Изменить размер шрифта - +
..
   В один из дней венскому послу Антону Прокешу доложили о прибытии нового берлинского посла:
   — Отто фон Бисмарк из замка Шенхаузен на Эльбе!
   — Что ж.., пусть войдет, — сказал Прокеш. Было очень жарко, и он сидел в комнатах, средь антикварной обстановки, вывезенной им с Востока, одетый весьма легкомысленно. Австриец хотел сразу же поставить пруссака на место и, закрывшись газетным листом, делал вид, что поглощен чтением. Когда же Прокеш насытил свое тщеславие и решил, что Бисмарк уже достаточно огорчен его невниманием, он лениво опустил газету. Тогда открылось дивное зрелище: посол Пруссии успел раздеться и торопливо стягивал с себя кальсоны.
   — Вы правы, — сказал он, — что не носите фрака. Жарища такая, что я решил последовать вашему примеру. Только я намного откровеннее вас и совсем не стыжусь своей наготы...
   Прокешу ничего не оставалось, как извиниться и принять должный вид. Бисмарк тоже застегнул сюртук на все пуговицы. Прокеш заметил на отвороте его лацкана скромную ленточку.
   — За какие доблести вы украшены орденом?
   — Если б орден! — отвечал Бисмарк. — У меня в Померании был конюх, ужасный пьяница, он провалился под лед на Липпенском озере, я его вытащил, и вот меня наградили жетоном за спасение христианской души, явно заблудшей...

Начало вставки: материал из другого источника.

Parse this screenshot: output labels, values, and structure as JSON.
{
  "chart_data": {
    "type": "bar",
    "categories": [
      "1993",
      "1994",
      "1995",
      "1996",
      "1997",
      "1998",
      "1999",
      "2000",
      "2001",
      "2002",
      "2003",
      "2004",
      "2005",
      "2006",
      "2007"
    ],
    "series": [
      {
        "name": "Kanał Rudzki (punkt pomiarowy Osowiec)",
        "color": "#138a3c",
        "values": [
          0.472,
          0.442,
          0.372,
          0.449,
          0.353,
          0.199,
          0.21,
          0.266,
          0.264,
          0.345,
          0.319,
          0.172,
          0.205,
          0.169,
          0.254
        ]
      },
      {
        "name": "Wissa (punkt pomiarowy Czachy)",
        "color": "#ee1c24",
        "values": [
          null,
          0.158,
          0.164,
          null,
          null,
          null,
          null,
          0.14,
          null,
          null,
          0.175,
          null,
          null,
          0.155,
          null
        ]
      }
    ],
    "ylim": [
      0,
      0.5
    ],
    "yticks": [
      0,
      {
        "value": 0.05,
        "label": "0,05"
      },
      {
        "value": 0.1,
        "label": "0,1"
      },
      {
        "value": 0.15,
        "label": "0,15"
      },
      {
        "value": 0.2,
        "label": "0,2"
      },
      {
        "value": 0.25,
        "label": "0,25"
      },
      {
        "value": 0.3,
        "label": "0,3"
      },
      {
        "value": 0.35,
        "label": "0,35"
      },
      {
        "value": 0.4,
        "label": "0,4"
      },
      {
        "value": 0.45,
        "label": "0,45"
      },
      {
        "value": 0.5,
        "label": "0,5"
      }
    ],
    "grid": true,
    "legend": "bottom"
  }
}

   Между ним и австрийским председателем бундестага сразу возникла вражда. Бисмарк вызнал, что средь редкостной мебели Прокеша есть бюро из мореного дуба, в котором венский дипломат хранит документы, направленные на подрыв прусского авторитета в германском мире. Попутно Бисмарк выяснил, что Прокеш ради барышей иногда распродает мебель антикварам. «Ага! — сказал он себе. — Любимое зрелище богов — видеть человека, вступившего в борьбу с непреодолимым препятствием. Если так, то пусть же весь Олимп не сводит с меня глаз...» Бисмарк поспешил в Берлин, где повидался с Гинкельдеем, начальником тайной прусской полиции. Он сказал ему:
   — Барон, мне еще никогда не приходилось таскать вещей из чужого дома... А вам?
   — Я тоже не жил воровством, — признался Гинкельдей. — Думаю, что при наличии сноровки это дело нетрудное.
   — Но вещь, которую надо стащить во благо прусской истории, не оторвать от пола. Она страшно тяжелая!
   — Ну, что ж, — не смутился полицай-президент, — у меня есть помощник, некто Вилли Штибер, бывший пастор, а ныне адвокат по воровским делам. Очень ловкий парень...
   Штибер был тайно представлен Бисмарку.
   — Все будет сделано, — обещал он послу. Ночью Штибер навестил погребок, где коротали время воры и сыщики; он подсел к одному типу, дремавшему над кружкой «мюншенера»; это был берлинский жулик Борман.
   — Эй, проснись! — растолкал его Штибер. — Ты уже не Борман, а Самуил Гельбшнабель, у тебя завелась антикварная торговля на улице Цейтль.
   — Это где такая? — спросил Борман, зевая.
   — В вольном городе Франкфурте-на-Майне, куда и поезжай утренним поездом. Вот тебе паспорт жителя Чикаго...
   — Это где такой? — спросил Борман, допивая пиво.
   — Очень далеко. Там тебя никто не поймает... Прокеш вскоре принял у себя американского антиквара Гельбшнабеля, желавшего украсить Новый Свет перламутровым столиком из турецкого сераля. Прокеш заломил немалую цену, но янки невозмутимо отсчитал деньги и сказал, что за столиком пришлет двух фурманов. Посол собирался выехать в Вену, а потому уверил Гельбшнабеля, что соответствующие распоряжения даст своему дворецкому... Прокеша не было, когда на его виллу вломились, громыхая башмаками, два подвыпивших извозчика-фурмана и без лишних слов дружно ухватились за бюро.